I keep hearing news stories about how aging Baby Boomers are getting to be more and more conservative and traditionally patriotic  lately. Every time I hear that, I want to yell out NOOOOOOOO! NOT ME! But I look like my peers who are, so they say, becoming this way. People might could mistake me for one of my conservative, tea party peers. Perhaps I need to get a peace sign tattooed onto one side of my neck and the woman's equality symbol on the other. Maybe a little rainbow on my forehead would be good too.

Maybe I should go back to wearing long skirts and embroidered peasant blouse made in India. Grow my hair into whatever kind of braid it will still grow. Wear Brike's ALL the time. Honestly I would much rather be stereotyped as an aging hippie than a tea party member.

I was never a real hippie. Give me a break. During the summer of love I was a high school girl in the Midwest who loved her parents. I worked that summer at a local hospital as a nurse aide because I needed the money and I wanted to become a nurse.

But the hippie culture spoke to me and in my way I was a hippie. Hippie values ... peace, love and understanding ... came easily to me. As soon as I discovered the idea of modern feminism, that was it ... that's where I was.  Following close behind were the ideas of being a World Citizen and caring about the health of Mother Earth. That's where I have been ever since.

 I'm a proud tree-hugging, feminist, world citizen. But didn't others like me develop inside the American culture? Didn't this free country of ours enable us to exist in the first place?
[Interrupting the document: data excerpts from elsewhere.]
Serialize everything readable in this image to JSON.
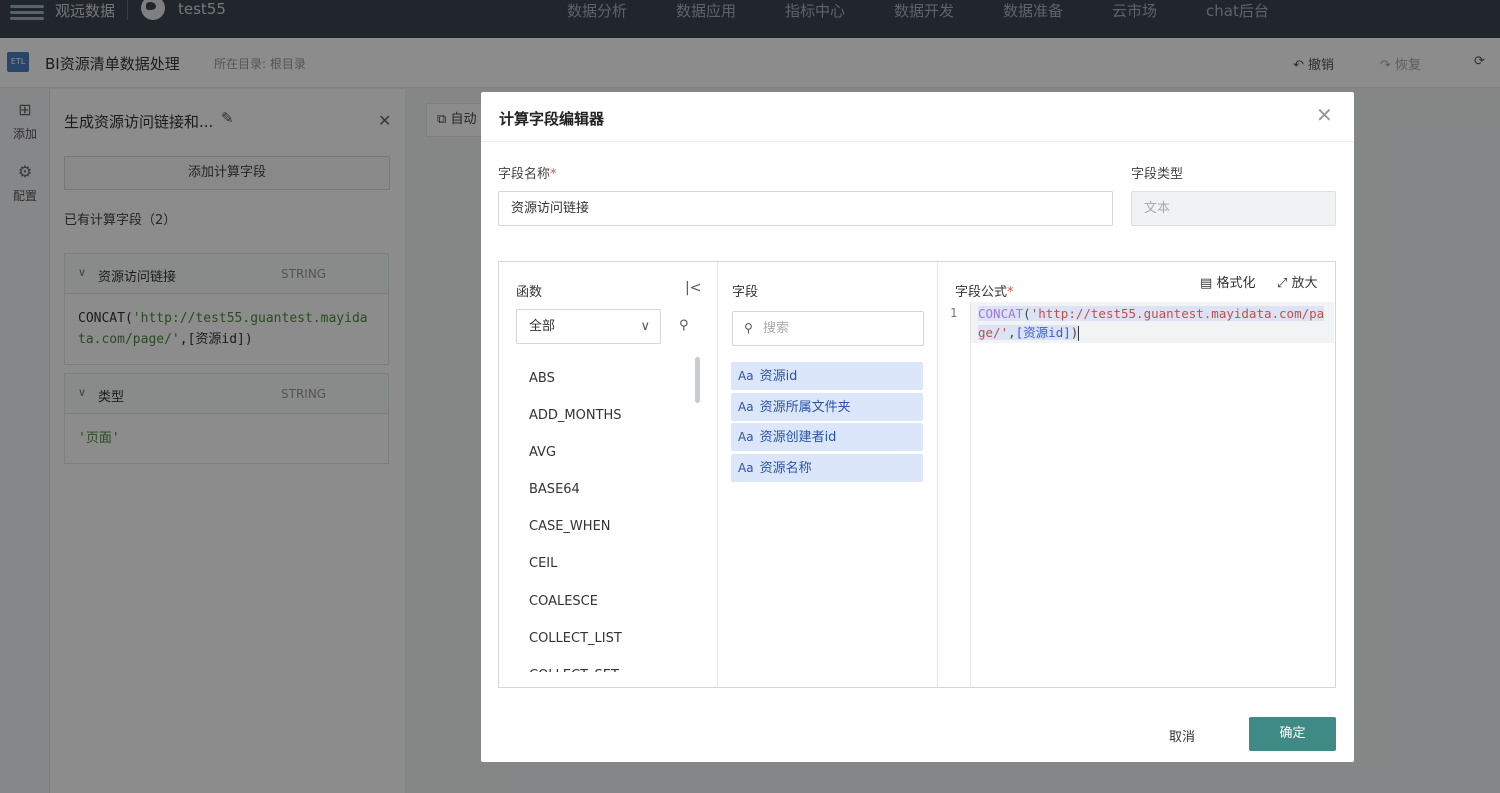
{
  "topnav": {
    "brand": "观远数据",
    "project": "test55",
    "menu": [
      "数据分析",
      "数据应用",
      "指标中心",
      "数据开发",
      "数据准备",
      "云市场",
      "chat后台"
    ]
  },
  "header": {
    "etl_badge": "ETL",
    "title": "BI资源清单数据处理",
    "directory": "所在目录: 根目录",
    "undo": "撤销",
    "redo": "恢复"
  },
  "rail": {
    "add": "添加",
    "config": "配置"
  },
  "panel": {
    "title": "生成资源访问链接和...",
    "add_button": "添加计算字段",
    "existing_label": "已有计算字段（2）",
    "fields": [
      {
        "name": "资源访问链接",
        "type": "STRING",
        "formula_fn": "CONCAT(",
        "formula_str": "'http://test55.guantest.mayidata.com/page/'",
        "formula_rest": ",[资源id])"
      },
      {
        "name": "类型",
        "type": "STRING",
        "formula_str": "'页面'"
      }
    ]
  },
  "auto_button": "自动",
  "modal": {
    "title": "计算字段编辑器",
    "name_label": "字段名称",
    "required_mark": "*",
    "name_value": "资源访问链接",
    "type_label": "字段类型",
    "type_placeholder": "文本",
    "functions": {
      "header": "函数",
      "select_value": "全部",
      "items": [
        "ABS",
        "ADD_MONTHS",
        "AVG",
        "BASE64",
        "CASE_WHEN",
        "CEIL",
        "COALESCE",
        "COLLECT_LIST",
        "COLLECT_SET"
      ]
    },
    "fields": {
      "header": "字段",
      "search_placeholder": "搜索",
      "type_glyph": "Aa",
      "items": [
        "资源id",
        "资源所属文件夹",
        "资源创建者id",
        "资源名称"
      ]
    },
    "formula": {
      "header": "字段公式",
      "format_label": "格式化",
      "zoom_label": "放大",
      "line_number": "1",
      "fn": "CONCAT",
      "open_paren": "(",
      "str": "'http://test55.guantest.mayidata.com/page/'",
      "comma": ",",
      "field": "[资源id]",
      "close_paren": ")"
    },
    "cancel": "取消",
    "confirm": "确定",
    "colors": {
      "primary": "#3f8a84",
      "field_chip": "#dce6fb",
      "required": "#e0524e"
    }
  }
}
So how does a person like me (and my value peers)  act patriotically in the present US?

On my last trip to Europe, when I was in the passport line back in the US after a really LONG day of travel, one of the employees said to all of us in the US passport holders' line,  just "welcome home." I started to cry. That was a moment when I felt truly patriotic ... when I was home again in the place where I belonged.

America, love it and change it. I guess that's the road I have to take.